It looks like the military is once again going to require the anthrax vaccination for troops in "high risk" areas: the Middle East and Korea. The vaccination is controversial, to say the least.
I chose to take the vaccine voluntarily. It seemed to me that the risks involved were not that great, and I had a hunch that it would become required again while I was in Iraq. I decided that I might as well be further along in the series when that happened, and remove some of the headache from my tour.

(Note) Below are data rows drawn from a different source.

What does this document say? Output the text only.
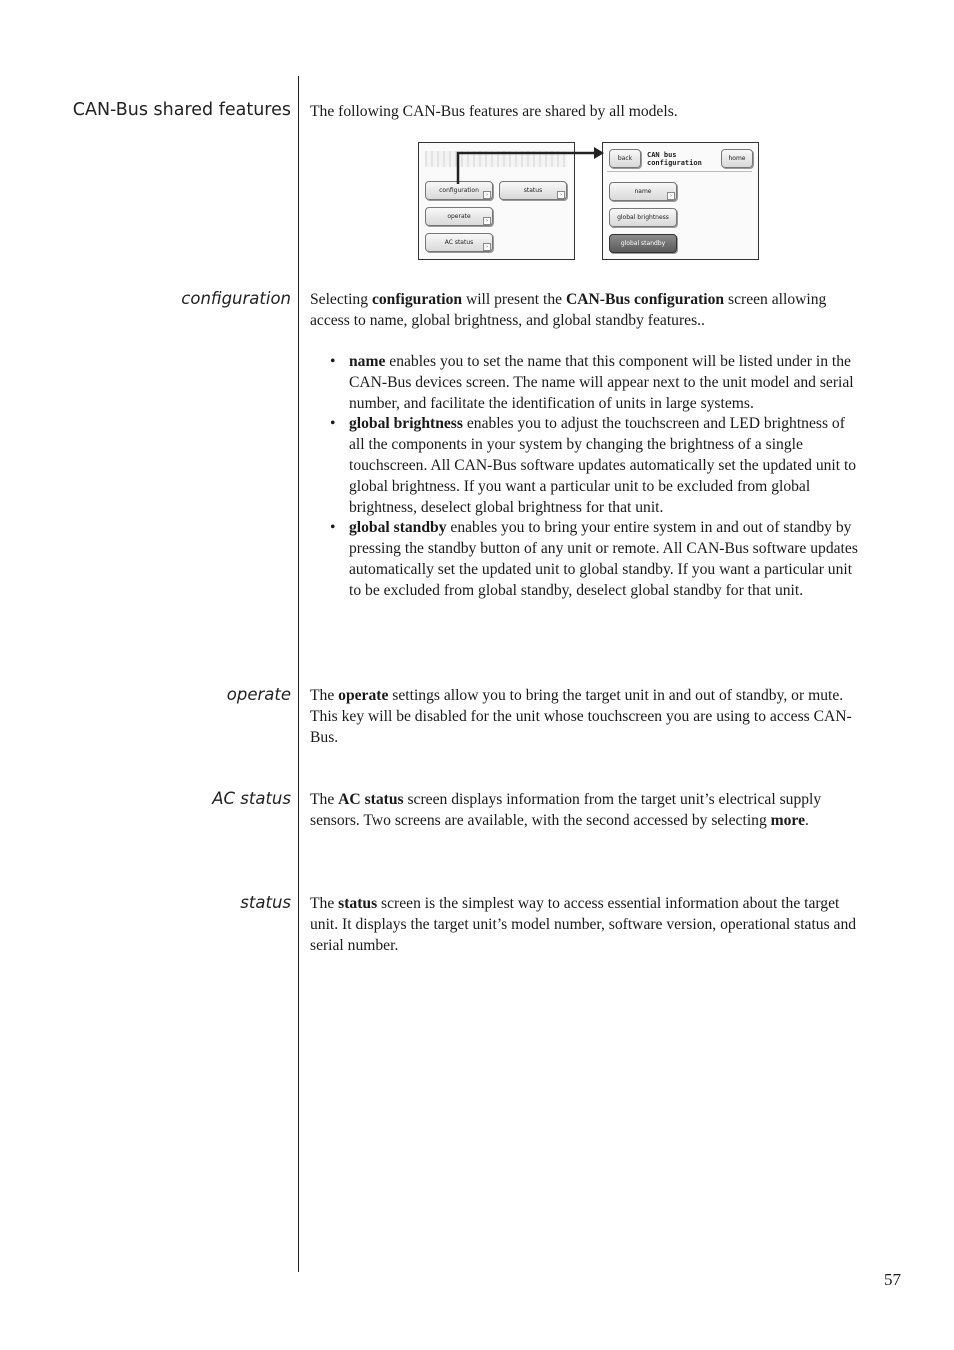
CAN-Bus shared features
configuration
operate
AC status
status

The following CAN-Bus features are shared by all models.

configuration
›
status
›
operate
›
AC status
›
back	CAN bus
configuration
home
name
›
global brightness
global standby

Selecting configuration will present the CAN-Bus configuration screen allowing access to name, global brightness, and global standby features..

• name enables you to set the name that this component will be listed under in the CAN-Bus devices screen. The name will appear next to the unit model and serial number, and facilitate the identification of units in large systems.
• global brightness enables you to adjust the touchscreen and LED brightness of all the components in your system by changing the brightness of a single touchscreen. All CAN-Bus software updates automatically set the updated unit to global brightness. If you want a particular unit to be excluded from global brightness, deselect global brightness for that unit.
• global standby enables you to bring your entire system in and out of standby by pressing the standby button of any unit or remote. All CAN-Bus software updates automatically set the updated unit to global standby. If you want a particular unit to be excluded from global standby, deselect global standby for that unit.

The operate settings allow you to bring the target unit in and out of standby, or mute. This key will be disabled for the unit whose touchscreen you are using to access CAN-Bus.

The AC status screen displays information from the target unit’s electrical supply sensors. Two screens are available, with the second accessed by selecting more.

The status screen is the simplest way to access essential information about the target unit. It displays the target unit’s model number, software version, operational status and serial number.

57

Today was my fourth shot in the series. I went down to another battalion's medic station to get the shot, along with two others from my platoon and one of the medics. For the fourth time, I glanced over a list of possible side effects and complications, and twice more answered "Yes" when asked "Are you sure you want to receive this shot?". I took off my blouse and rolled up my sleeve. The medic swabbed my skin with an alcohol pad, and stopped with the needle poised over my skin to ask "Are you allergic to any medications?". I replied with a straight face "Only to some vaccine components."
Note to self: Medics don't find jokes about allergic reactions funny.
For ten or fifteen seconds, I didn't feel anything. That was odd- the first three had felt like the medic filled a syringe with Jack Daniels and shot it into my arm. I was just starting to wonder if perhaps I had received a bad dose when the fire hit me like a swift punch, and kept growing. Thirty seconds longer, and I would have been wishing to get hit with real anthrax just to make the shots worth it, but the burning finally subsided.
I have to ask myself: why do I go to so much trouble for something that gives me so much discomfort?